When it comes to her own empowerment, Mia tells GLAMOUR she finds it in her own conversations with women, citing the ethos of the film and becoming a new mum as reasons for this. “Recently it’s really resonated with me, just speaking freely with other women and realising we all have this camaraderie,” she says. “Walking out of those conversations, I feel so empowered.”
It’s a testament to the movement forward Hollywood that has taken that Mia has been able to seamlessly handle new motherhood – she welcomed her first child with actor Tom Leach earlier this year – with starring in a critically-acclaimed film without having her capabilities or time questioned.

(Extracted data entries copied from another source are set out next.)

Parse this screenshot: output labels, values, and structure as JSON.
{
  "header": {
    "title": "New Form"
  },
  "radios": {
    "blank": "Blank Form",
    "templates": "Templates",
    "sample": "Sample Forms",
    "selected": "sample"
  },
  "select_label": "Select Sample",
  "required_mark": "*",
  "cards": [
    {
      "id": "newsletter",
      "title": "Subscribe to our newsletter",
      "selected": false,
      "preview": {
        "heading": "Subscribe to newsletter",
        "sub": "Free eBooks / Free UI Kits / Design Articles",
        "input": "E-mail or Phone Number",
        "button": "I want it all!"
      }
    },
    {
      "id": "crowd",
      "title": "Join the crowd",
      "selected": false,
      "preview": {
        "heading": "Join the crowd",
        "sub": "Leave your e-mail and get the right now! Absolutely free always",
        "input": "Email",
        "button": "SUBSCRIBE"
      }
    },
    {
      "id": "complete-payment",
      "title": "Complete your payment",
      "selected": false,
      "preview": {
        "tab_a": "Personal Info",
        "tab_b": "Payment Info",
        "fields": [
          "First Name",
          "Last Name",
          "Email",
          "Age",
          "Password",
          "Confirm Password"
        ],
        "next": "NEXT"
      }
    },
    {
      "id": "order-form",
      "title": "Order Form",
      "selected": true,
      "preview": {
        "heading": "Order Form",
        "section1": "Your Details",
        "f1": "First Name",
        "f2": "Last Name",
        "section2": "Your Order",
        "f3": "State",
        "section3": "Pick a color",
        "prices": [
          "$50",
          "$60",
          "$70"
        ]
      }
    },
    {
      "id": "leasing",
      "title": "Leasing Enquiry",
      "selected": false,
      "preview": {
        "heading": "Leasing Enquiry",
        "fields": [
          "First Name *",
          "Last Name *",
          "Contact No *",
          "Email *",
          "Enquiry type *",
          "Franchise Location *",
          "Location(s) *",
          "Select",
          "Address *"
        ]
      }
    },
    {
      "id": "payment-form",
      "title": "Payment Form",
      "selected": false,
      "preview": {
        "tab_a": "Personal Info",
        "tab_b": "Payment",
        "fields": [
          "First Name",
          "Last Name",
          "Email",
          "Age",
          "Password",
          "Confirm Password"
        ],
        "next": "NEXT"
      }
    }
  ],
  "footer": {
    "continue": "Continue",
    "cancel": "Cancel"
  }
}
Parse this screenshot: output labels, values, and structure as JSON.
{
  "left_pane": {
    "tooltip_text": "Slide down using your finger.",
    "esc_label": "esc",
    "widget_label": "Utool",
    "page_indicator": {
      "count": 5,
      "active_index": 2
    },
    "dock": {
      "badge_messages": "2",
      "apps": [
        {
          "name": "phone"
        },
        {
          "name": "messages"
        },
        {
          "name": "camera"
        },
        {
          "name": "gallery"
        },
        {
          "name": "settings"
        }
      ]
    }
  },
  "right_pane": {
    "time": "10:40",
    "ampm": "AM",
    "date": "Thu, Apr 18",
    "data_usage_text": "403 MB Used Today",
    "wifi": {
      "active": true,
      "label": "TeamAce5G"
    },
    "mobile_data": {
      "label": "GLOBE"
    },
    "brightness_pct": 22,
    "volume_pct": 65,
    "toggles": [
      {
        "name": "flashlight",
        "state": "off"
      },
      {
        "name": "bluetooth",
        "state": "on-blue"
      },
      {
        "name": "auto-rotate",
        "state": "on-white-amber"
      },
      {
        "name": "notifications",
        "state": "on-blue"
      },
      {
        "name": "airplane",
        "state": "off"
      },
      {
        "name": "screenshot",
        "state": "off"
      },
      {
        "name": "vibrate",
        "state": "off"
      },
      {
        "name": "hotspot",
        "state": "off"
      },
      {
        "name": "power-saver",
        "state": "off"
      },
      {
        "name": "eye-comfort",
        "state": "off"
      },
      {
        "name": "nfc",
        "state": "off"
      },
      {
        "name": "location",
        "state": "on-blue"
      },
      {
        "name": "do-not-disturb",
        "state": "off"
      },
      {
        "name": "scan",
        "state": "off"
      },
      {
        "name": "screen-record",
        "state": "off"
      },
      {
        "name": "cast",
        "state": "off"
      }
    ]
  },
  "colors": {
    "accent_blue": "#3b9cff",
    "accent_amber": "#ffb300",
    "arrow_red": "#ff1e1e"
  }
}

“That was always a big fear of mine, growing up in the industry, [thinking] ‘how on earth do you make that work as as a mum as well?’ But the support has been incredible…” she said.
Mia isn’t sure what the future holds for her professionally, but feels more self-assured as she navigates motherhood. “For the first time ever, I’m not stressed about what’s next,” she says, hoping that she will be “telling stories that matter to people”. She has done this and more with How To Have Sex, with its impact having already reached far beyond the cast and crew’s wildest dreams.
“When we were making the film, it was very much like, ‘if one person can walk away and have a conversation with their mates, and it'd be positive for them, then we've done something good’. But there has been that tenfold.”
For Mia, the greatest reason that change will happen through films like How To Have Sex, though, is because it’s clear that people now want these changes to happen.
“There is a the need for change, but there's the want for it as well,” she says. “And having the want for it, I think is the thing that is very positive.”
How To Have Sex is available to watch in cinemas now.